En parallèle, l’influence de 47 variants génétiques associés à la DMLA, incluant des variants des facteurs B, I, H, C2, et C3 du complément étaient étudiés, mais aucun n’était associé à une meilleure réponse au traitement.
Les auteurs tentent d’expliquer cet effet indésirable par l’effet indirectement pro-angiogénique du pegcetacoplan. En inhibant l’activation du C3, la drogue empêcherait le dépôt de C3 sur les cellules endothéliales, leur permettant ainsi d’échapper à la phagocytose, et du coup de survivre et de proliférer. Par ailleurs, Ils déploraient eux-mêmes l’absence de mesures fonctionnelles plus précises que l’acuité visuelle, telles que la micropérimétrie ou la vitesse de lecture, qui auraient peut-être apporté une preuve d’efficacité du pegcetacoplan sur la fonction visuelle.
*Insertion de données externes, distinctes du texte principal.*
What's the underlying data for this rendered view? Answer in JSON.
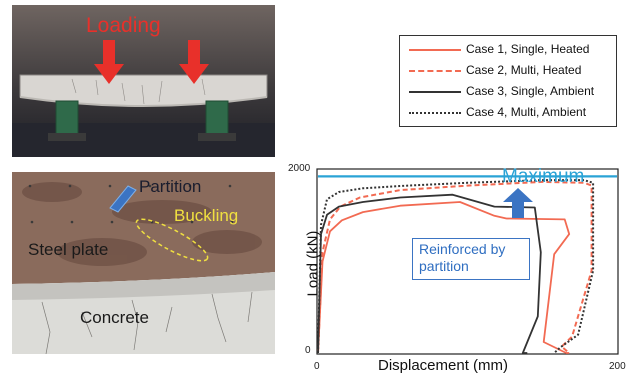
{
  "top_photo": {
    "loading_label": "Loading"
  },
  "bottom_photo": {
    "partition_label": "Partition",
    "buckling_label": "Buckling",
    "steel_label": "Steel plate",
    "concrete_label": "Concrete"
  },
  "colors": {
    "case_red": "#f26a52",
    "case_dark": "#333333",
    "maximum_line": "#2aa3d6",
    "callout": "#3b74c3",
    "loading_arrow": "#e8302a",
    "buckling_text": "#f0e040"
  },
  "chart_data": {
    "type": "line",
    "xlabel": "Displacement (mm)",
    "ylabel": "Load (kN)",
    "xlim": [
      0,
      200
    ],
    "ylim": [
      0,
      2000
    ],
    "x_ticks": [
      "0",
      "200"
    ],
    "y_ticks": [
      "0",
      "2000"
    ],
    "legend_position": "top-right",
    "series": [
      {
        "name": "Case 1, Single, Heated",
        "color": "#f26a52",
        "dash": "solid",
        "x": [
          0,
          3,
          8,
          16,
          30,
          55,
          95,
          118,
          126,
          165,
          168,
          158,
          151,
          166,
          168
        ],
        "y": [
          0,
          1000,
          1330,
          1450,
          1540,
          1610,
          1650,
          1500,
          1470,
          1460,
          1300,
          1080,
          120,
          0,
          0
        ]
      },
      {
        "name": "Case 2, Multi, Heated",
        "color": "#f26a52",
        "dash": "dashed",
        "x": [
          0,
          3,
          8,
          15,
          28,
          55,
          100,
          150,
          178,
          183,
          183,
          170,
          163,
          168
        ],
        "y": [
          0,
          1100,
          1460,
          1600,
          1700,
          1780,
          1830,
          1870,
          1860,
          1830,
          900,
          180,
          70,
          0
        ]
      },
      {
        "name": "Case 3, Single, Ambient",
        "color": "#333333",
        "dash": "solid",
        "x": [
          0,
          2,
          6,
          14,
          30,
          55,
          90,
          118,
          145,
          149,
          147,
          137,
          140
        ],
        "y": [
          0,
          1300,
          1510,
          1600,
          1650,
          1700,
          1730,
          1600,
          1590,
          1100,
          400,
          0,
          0
        ]
      },
      {
        "name": "Case 4, Multi, Ambient",
        "color": "#333333",
        "dash": "dotted",
        "x": [
          0,
          2,
          6,
          14,
          30,
          60,
          100,
          150,
          178,
          184,
          184,
          174,
          162,
          158
        ],
        "y": [
          0,
          1400,
          1680,
          1760,
          1800,
          1830,
          1860,
          1890,
          1890,
          1860,
          900,
          200,
          60,
          0
        ]
      }
    ],
    "annotations": {
      "maximum_label": "Maximum",
      "maximum_value": 1930,
      "callout_lines": [
        "Reinforced by",
        "partition"
      ]
    }
  }
}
Au total, la preuve de concept est de taille, mais une molécule qui ne fait pas la preuve de son efficacité sur la fonction visuelle et multiplie par 10 le risque de déclencher une autre pathologie cécitante qu’on sait contrôler, mais pas guérir, semble partir avec de sérieux handicaps…Espérons toutefois que cette « première » suscitera une nouvelle dynamique dans ce domaine de la rétine médicale où les bonnes nouvelles sont rares…

Liao DS, Grossi FV, El Mehdi D, Gerber MR, Brown DM, Heier JS, Wykoff CC, Singerman LJ, Abraham P, Grassmann F, Nuernberg P, Weber BHF, Deschatelets P, Kim RY, Chung CY, Ribeiro RM, Hamdani M, Rosenfeld PJ, Boyer DS, Slakter JS, Francois CG. Complement C3 inhibitor pegcetacoplan for geographic atrophy secondary to age-related macular degeneration: a randomized phase 2 trial. Ophthalmology. 2020 Feb;127(2):186-195.

Reviewer : Antoine Rousseau, thématique : rétine médicale.